AMMAN - The Greater Amman Municipality’s (GAM) Bus Rapid Transit (BRT) project continues to negatively impact the businesses of Tabarbour traders and landlords, forcing many out of work, President of the Amman Chamber of Commerce Khalil Haj Tawfiq said last week.
“Due to the severe setback in Tabarbour merchants’ sales and revenues, the ACC is currently estimating the value of damages and losses caused by the BRT project,” the president of the commerce chamber told The Jordan Times.
Construction of the BRT’s infrastructure, which began back in June 2019, has had “a negative impact on all sectors of the area”, including the garment sector, gas stations, car rental agencies and other service sectors, Haj Tawfiq said.
He added that more than 50 businesses have shut down operations and closed their doors.
GAM has also failed to consult merchants about project procedures that would affect them and their businesses, Haj Tawfiq said, noting: “This is a national project, which means it should not affect citizens and their interests.”
“The least that could be done is exempt Tabarbour traders from sales tax, vocational licences and property tax,” he said.
Comprehensive mechanisms and plans need to be established to ensure the rights of Tabarbour traders through forming local committees, according to the ACC president.
“The BRT project contributes to the development of the Kingdom, but it must not put traders further behind given all the road closures and detours around Tabarbour’s Tareq intersection,” he said.
Yazan Faluji, the owner of a stationery shop at the Tareq intersection, told The Jordan Times over the phone on Wednesday that “all stores” near the BRT project have been closed.
“My store is almost a kilometre from the construction of the project, and my sales have significantly dropped.
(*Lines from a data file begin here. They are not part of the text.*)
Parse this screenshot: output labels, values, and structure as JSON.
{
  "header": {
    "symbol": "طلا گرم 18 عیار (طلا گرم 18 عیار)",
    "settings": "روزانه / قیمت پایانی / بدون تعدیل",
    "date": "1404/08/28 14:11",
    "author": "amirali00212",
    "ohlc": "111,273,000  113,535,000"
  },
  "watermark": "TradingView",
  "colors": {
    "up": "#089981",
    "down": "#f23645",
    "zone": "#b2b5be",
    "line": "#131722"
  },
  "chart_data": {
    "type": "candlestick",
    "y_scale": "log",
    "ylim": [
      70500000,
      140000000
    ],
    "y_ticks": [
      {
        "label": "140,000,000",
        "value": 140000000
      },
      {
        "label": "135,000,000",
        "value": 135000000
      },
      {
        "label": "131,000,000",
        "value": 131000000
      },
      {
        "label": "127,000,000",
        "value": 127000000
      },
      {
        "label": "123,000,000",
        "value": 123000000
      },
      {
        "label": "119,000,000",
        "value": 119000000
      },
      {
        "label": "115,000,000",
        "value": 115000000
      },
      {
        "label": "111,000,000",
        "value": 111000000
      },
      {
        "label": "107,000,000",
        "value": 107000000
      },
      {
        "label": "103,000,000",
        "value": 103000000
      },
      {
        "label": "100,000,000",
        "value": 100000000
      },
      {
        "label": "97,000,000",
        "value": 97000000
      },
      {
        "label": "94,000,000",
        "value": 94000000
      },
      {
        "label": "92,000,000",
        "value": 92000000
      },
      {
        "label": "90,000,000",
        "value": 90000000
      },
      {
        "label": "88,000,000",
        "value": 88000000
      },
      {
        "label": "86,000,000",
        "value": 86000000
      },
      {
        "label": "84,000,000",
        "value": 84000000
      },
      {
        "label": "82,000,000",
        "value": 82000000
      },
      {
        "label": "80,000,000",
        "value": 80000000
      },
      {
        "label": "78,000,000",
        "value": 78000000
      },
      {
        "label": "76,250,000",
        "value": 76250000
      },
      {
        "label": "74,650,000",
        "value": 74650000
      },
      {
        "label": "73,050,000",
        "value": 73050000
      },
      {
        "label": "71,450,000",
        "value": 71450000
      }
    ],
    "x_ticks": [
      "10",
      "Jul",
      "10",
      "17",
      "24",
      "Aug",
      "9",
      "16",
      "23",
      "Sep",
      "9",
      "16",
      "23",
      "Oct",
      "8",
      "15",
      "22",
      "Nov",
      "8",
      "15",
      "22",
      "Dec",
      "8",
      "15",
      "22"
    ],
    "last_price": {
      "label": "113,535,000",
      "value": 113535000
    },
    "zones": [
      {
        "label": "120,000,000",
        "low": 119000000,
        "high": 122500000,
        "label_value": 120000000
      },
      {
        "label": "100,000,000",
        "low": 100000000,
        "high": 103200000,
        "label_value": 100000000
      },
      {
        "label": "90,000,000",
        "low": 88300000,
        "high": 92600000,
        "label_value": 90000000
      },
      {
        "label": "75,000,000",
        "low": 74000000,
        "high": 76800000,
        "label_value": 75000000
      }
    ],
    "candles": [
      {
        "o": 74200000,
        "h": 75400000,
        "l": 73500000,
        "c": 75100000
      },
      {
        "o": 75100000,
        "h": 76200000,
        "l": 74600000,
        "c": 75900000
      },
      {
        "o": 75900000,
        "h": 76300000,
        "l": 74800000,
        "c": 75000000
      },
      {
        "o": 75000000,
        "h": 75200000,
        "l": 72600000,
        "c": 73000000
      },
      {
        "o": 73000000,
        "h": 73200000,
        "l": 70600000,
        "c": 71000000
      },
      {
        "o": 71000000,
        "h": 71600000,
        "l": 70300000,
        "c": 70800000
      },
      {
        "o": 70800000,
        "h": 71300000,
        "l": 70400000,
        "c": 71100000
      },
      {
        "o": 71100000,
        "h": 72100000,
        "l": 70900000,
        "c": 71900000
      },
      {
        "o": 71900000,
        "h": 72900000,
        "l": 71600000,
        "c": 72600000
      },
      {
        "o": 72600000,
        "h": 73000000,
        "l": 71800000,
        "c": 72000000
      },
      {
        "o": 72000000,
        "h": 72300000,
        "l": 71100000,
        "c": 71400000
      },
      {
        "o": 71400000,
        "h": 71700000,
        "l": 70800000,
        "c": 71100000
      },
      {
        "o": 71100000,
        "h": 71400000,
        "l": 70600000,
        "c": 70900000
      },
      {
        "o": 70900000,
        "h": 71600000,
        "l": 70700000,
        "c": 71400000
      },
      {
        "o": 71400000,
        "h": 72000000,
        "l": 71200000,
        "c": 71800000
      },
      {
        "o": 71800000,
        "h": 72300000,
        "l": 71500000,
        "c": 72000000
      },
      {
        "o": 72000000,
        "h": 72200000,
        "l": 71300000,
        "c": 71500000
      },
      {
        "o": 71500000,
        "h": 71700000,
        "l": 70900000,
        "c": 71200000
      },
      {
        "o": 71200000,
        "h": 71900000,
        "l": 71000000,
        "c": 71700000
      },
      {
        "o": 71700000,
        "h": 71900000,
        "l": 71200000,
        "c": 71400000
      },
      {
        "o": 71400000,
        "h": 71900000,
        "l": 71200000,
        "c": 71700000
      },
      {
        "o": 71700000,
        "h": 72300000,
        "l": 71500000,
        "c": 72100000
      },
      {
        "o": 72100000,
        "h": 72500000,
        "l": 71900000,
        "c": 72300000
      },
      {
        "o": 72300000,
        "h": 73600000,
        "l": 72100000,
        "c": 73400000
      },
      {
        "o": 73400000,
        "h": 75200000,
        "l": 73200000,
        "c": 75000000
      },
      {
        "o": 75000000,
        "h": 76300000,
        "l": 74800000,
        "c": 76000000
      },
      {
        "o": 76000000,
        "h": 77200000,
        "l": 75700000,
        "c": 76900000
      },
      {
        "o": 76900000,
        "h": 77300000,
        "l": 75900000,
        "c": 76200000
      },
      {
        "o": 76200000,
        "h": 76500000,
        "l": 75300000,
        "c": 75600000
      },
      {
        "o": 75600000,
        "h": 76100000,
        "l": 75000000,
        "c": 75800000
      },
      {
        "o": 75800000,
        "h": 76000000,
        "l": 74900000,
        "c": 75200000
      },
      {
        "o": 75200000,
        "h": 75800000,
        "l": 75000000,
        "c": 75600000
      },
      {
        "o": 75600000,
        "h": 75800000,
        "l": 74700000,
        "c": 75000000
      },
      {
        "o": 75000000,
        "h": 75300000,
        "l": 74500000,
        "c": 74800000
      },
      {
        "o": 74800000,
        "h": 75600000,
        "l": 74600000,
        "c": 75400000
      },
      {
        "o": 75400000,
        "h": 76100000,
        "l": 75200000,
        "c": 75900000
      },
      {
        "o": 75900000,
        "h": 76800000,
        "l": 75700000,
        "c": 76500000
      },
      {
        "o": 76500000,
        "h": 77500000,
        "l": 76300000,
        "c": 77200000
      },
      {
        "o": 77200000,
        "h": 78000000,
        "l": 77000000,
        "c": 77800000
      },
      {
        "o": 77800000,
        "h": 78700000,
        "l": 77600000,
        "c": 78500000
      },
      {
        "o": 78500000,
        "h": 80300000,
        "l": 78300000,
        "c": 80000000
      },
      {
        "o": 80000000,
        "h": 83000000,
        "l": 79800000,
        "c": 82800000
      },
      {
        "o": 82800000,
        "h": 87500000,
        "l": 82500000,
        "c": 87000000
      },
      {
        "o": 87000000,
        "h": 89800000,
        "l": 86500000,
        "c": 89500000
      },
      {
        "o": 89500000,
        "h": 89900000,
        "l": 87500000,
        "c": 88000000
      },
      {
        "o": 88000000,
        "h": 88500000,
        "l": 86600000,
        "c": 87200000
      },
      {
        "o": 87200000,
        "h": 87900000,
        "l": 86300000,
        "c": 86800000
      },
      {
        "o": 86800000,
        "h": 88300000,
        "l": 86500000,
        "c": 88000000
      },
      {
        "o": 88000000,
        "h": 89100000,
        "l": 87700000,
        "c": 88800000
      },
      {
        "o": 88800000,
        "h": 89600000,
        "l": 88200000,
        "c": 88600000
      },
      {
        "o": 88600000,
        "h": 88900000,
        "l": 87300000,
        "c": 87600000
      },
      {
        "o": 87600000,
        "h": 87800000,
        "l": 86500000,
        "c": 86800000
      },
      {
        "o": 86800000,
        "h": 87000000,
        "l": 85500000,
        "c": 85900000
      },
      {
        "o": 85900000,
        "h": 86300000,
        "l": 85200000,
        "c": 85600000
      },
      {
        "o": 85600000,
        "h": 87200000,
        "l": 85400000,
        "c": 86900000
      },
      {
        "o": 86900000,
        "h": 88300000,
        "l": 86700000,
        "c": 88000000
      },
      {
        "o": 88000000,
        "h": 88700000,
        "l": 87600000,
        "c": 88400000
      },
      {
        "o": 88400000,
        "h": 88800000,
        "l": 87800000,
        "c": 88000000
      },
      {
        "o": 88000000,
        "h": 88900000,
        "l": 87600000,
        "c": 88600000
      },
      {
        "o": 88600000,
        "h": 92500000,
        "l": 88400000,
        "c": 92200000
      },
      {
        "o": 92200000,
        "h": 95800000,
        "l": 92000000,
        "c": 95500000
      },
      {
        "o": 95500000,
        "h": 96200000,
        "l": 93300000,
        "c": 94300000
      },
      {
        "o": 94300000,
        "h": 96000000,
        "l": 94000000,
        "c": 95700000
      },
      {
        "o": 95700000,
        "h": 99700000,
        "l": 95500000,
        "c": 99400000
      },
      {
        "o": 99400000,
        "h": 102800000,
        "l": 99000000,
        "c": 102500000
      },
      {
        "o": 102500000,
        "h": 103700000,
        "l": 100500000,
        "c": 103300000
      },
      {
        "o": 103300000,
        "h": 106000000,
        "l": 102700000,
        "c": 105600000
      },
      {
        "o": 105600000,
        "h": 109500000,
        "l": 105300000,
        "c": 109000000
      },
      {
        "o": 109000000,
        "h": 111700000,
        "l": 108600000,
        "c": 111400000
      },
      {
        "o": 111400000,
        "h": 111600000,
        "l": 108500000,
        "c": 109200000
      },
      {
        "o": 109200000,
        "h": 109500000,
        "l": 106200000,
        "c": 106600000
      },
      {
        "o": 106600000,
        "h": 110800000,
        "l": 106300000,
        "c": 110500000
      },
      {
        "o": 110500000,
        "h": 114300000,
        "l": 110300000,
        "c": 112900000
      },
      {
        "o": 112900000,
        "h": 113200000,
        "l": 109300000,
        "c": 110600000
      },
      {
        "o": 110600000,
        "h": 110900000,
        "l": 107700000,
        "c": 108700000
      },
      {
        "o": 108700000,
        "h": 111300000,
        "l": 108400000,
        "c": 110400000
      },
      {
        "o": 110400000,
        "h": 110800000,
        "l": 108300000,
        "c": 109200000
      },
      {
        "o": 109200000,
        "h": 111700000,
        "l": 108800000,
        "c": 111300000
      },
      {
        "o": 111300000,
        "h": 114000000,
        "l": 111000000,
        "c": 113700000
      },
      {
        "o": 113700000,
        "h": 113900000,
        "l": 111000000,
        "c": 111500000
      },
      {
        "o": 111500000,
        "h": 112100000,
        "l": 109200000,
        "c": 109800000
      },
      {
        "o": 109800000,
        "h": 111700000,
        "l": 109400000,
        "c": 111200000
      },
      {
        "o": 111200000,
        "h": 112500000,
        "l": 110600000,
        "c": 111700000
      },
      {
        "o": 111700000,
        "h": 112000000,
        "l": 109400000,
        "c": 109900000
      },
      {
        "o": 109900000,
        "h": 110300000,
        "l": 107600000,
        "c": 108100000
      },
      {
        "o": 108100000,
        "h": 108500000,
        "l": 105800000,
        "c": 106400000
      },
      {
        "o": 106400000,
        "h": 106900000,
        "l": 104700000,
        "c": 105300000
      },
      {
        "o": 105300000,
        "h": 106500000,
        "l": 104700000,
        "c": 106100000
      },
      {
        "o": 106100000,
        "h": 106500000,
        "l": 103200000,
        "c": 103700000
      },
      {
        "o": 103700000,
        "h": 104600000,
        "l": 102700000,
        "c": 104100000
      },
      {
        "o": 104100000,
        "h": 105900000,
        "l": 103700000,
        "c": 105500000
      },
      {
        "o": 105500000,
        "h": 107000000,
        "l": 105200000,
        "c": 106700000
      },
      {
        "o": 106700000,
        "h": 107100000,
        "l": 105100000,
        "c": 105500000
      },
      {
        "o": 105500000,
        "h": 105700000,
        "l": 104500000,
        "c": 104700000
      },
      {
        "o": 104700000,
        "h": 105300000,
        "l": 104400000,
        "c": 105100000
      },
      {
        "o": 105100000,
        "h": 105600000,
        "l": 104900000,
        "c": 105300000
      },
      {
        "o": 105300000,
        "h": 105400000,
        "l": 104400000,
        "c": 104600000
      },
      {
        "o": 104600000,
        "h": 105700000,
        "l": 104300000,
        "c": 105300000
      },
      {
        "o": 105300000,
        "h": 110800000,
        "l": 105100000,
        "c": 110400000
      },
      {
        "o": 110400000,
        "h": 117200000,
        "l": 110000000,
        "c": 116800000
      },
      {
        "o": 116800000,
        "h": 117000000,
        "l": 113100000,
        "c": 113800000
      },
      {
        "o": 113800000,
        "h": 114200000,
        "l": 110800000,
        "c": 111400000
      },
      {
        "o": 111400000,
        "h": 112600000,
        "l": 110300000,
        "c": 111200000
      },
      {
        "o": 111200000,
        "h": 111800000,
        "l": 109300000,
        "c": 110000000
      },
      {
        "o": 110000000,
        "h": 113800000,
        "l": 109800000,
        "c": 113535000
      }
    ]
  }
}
Still, it is not that bad compared to stores that have closed their doors for good,” Faluji said.
According to Director of the BRT at GAM Riad Kharabsheh, the ACC’s efforts to obtain data regarding the loss of earnings and the value of the damage are “of the utmost importance”.
As a government institution, GAM is “fully prepared” to follow up on the compensation of merchants affected by the project’s construction as long as it is subject to “observable and clear regulations”, Kharabsheh told The Jordan Times on Wednesday.